[Spambayes] RE: For the bold

Tim Peters tim.one@comcast.net
Sun, 06 Oct 2002 02:14:15 -0400


[Rob Hooft]
>...
> Appended is a pdf containing six histograms made using
> max_discriminators=55
>
> The first one is zham for all ham messages. As you can see, the
> distribution is asymmetric. Furthermore, a simple average and standard
> deviation calculation results in a bell curve that does not follow the
> important tail of the histogram: the chances will be severely
> underestimated by these parameters.

Two things.  First, the raw spam score (smean) of a msg is the natural log
of the geometric mean of the extreme-word spamprobs.  This statistic can
never be positive, has no theoretical bound on how low it can go, and is
typically a small negative number, around -0.12.  It's simply impossible to
get a raw score "much larger" (much more positive) than that, but easy to
get one much smaller (much more negative), so I think the asymmetry is
inevitable.

The raw ham score (hmean) is similar, but uses the log of the geometric mean
of 1-prob, and is typically farther away from 0.0, nearer -0.33.  That gives
more room for larger scores to exist (remember that it can never be
positive!), and I expect that's why the first stab at fitting a bell curve
to the ham worked better than for the spam, despite that both were poor
fits.

All this may well be why the original use_central_limit scheme (which uses
the straight mean of the word spamprobs -- no logs, no geometric means, no
two-way prob vs 1-prob scoring) worked better for me under your scheme in my
tests:  that's got no fundamental reason (as far as I can see) to be *so*
lopsided; indeed, the mean and median of hmean are very close under
use_central_limit, and likewise for smean.  This isn't true under the other
central limit schemes.  They're still lopsided, though; here from an
original central limit run:

ham ham mean: 6000 items; mean 0.18; sdev 0.09
-> <stat> min 0.00620435; median 0.183251; max 0.840666

spam spam mean: 6000 items; mean 0.93; sdev 0.07
-> <stat> min 0.486362; median 0.950825; max 0.996632

The ham mean can't get below 0 under that scheme, and 0 is just two sdevs
away from the ham-mean mean ~= the ham-mean median.
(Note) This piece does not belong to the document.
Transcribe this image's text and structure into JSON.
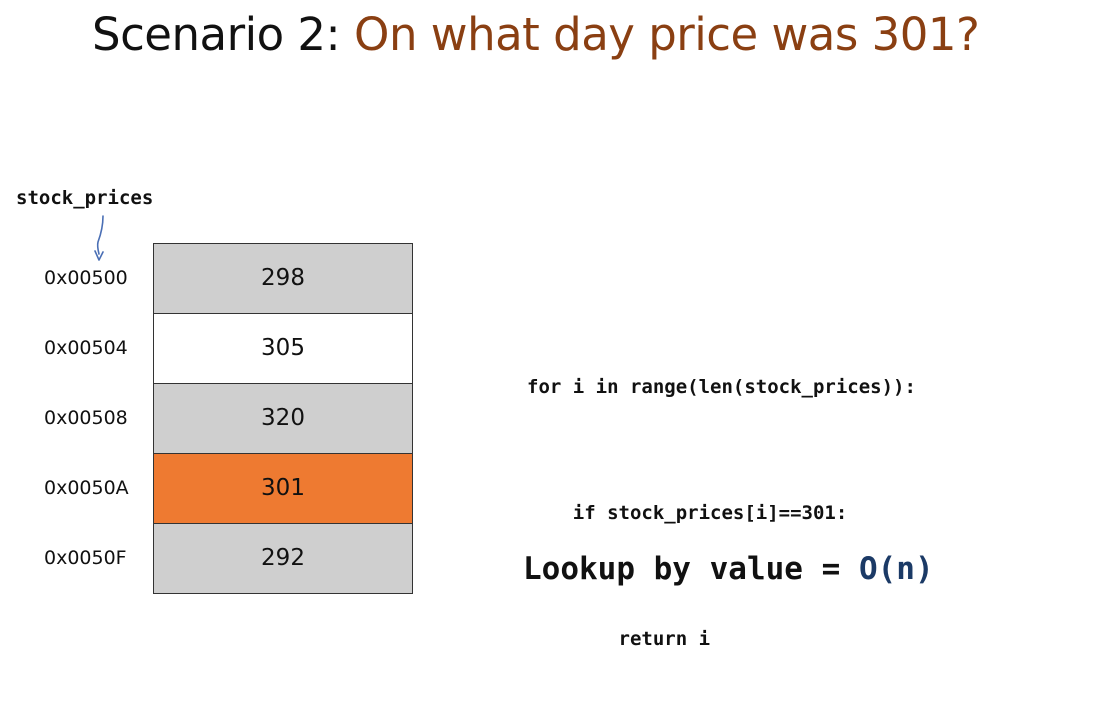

The spam mean can't get above 1.0 under that scheme, and 1.0 is just one
sdev removed the spam-mean mean ~= (but less so) the spam-mean median.  So
here again, fitting the ham in a bell curve is easier than fitting the spam.


Second, there's no real justification for the way zscores are computed in
the classifier code now.  You may get better results if you ignore the
zscores in the pickle, and work directly with the raw hmean and smean scores
instead (which are also in the binary pickle saved by clgen).  They're the
actual data here, and the zscores are a distorted version that factor in n
(the number of extreme words) in a way that doesn't make real sense.  Note
that n is also in the clgen pickle tuples:  all the relevant info is there,
except for the individual word probabilities used.

> The second one is abs(zham) for all ham messages. The bell curve fits
> this histogram much better!

Since use_central_limit2 and use_central_limit3 produce inherently and
highly lopsided distributions, I think that makes good sense.